His public sector resume includes work at the White House during the Clinton Administration, at the U.S. Department of Justice and as director of state operations for former U.S. Sen. John Kerry, D-Mass, who is now U.S. secretary of state.
A co-founder of the Maine Red Claws basketball team and once a scout, assistant coach and director of basketball development for the Boston Celtics, Jennings signed a three-year contract with a base salary of $148,000.
He replaces Mark Rees, who resigned Sept. 3, 2014.
Rees was followed by acting city managers Sheila Hill-Christian and Michael Sauschuck.

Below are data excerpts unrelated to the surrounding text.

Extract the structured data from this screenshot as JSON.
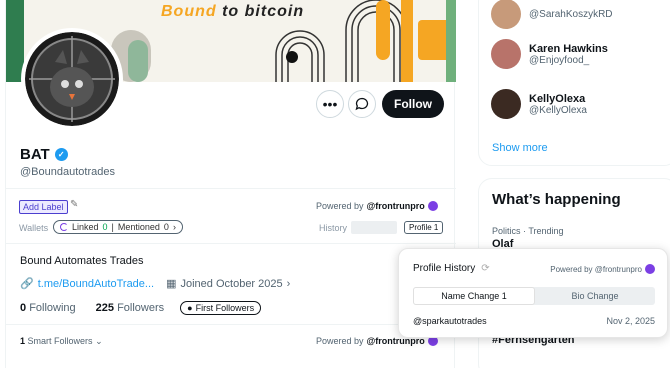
{
  "banner": {
    "text_highlight": "Bound",
    "text_rest": " to bitcoin"
  },
  "profile": {
    "name": "BAT",
    "handle": "@Boundautotrades",
    "bio": "Bound Automates Trades",
    "link": "t.me/BoundAutoTrade...",
    "joined": "Joined October 2025",
    "following_count": "0",
    "following_label": "Following",
    "followers_count": "225",
    "followers_label": "Followers",
    "first_followers_label": "First Followers"
  },
  "actions": {
    "more_icon": "more-icon",
    "dm_icon": "message-icon",
    "follow_label": "Follow"
  },
  "frontrun": {
    "add_label": "Add Label",
    "powered_prefix": "Powered by ",
    "powered_brand": "@frontrunpro",
    "wallets_label": "Wallets",
    "linked_label": "Linked",
    "linked_count": "0",
    "mentioned_label": "Mentioned",
    "mentioned_count": "0",
    "history_label": "History",
    "profile_tag": "Profile 1",
    "smart_followers_count": "1",
    "smart_followers_label": "Smart Followers"
  },
  "who_to_follow": [
    {
      "name": "",
      "handle": "@SarahKoszykRD"
    },
    {
      "name": "Karen Hawkins",
      "handle": "@Enjoyfood_"
    },
    {
      "name": "KellyOlexa",
      "handle": "@KellyOlexa"
    }
  ],
  "show_more": "Show more",
  "trends": {
    "title": "What’s happening",
    "category": "Politics · Trending",
    "name": "Olaf",
    "name2": "#Fernsehgarten"
  },
  "popup": {
    "title": "Profile History",
    "powered": "Powered by @frontrunpro",
    "tab_active": "Name Change 1",
    "tab_other": "Bio Change",
    "entry_handle": "@sparkautotrades",
    "entry_date": "Nov 2, 2025"
  },
  "colors": {
    "accent": "#1d9bf0",
    "frontrun": "#7b3fe4",
    "follow_bg": "#0f1419"
  }
}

Hill-Christian resigned May 8 to become assistant city manager in Cincinnati; Sauschuck will return to his post as police chief.
Jennings said he is ready for the entire management experience.
“I’ve described it as taking a drink from the fire hose, but that excites me,” he said.
Jennings was also initially involved in the $100 million development of Thompson’s Point, a mixed-use project of housing, hotels, offices and an arena on land between the Fore River and Interstate 295.
“I do think I bring a different perspective because of my experience,” he said.
Jennings joined the city of South Portland in spring 2013, after serving on the Cumberland Town Council. He said working with South Portland City Manager Jim Gailey prepared him to become Portland’s city manager.
“Jim has been a great mentor in teaching me about municipal government, particularly the budget,”Jennings said. “I learned a great deal about the effect municipal government can have on the lives or ordinary people.”
Gailey said Jennings played a key role in economic development in South Portland.
“His work with small and medium-size businesses who were looking at relocating or starting up in South Portland has brought a sense of vibrancy to many of our neighborhood commercial corridors,” Gailey said in a June 12 email.
Jennings said selling the South Portland Armory and strengthening that city’s energy sustainability emphasis with electric vehicles and development of a solar energy “farm” in Thornton Heights are achievements he enjoyed.
He said he is looking forward to working with city staff in Portland, which has seen considerable turnover in the last year: Health and Human Services, Human Resources, and Finance department heads, plus a senior planner, have or will be leaving.
“I have worked with the mayor and know many of the city councilors personally,” Jennings said. “It gives me an opportunity to work with them from the get-go. I see myself as being a very visible city manager. I plan to be out anytime someone wants to invite me to something.”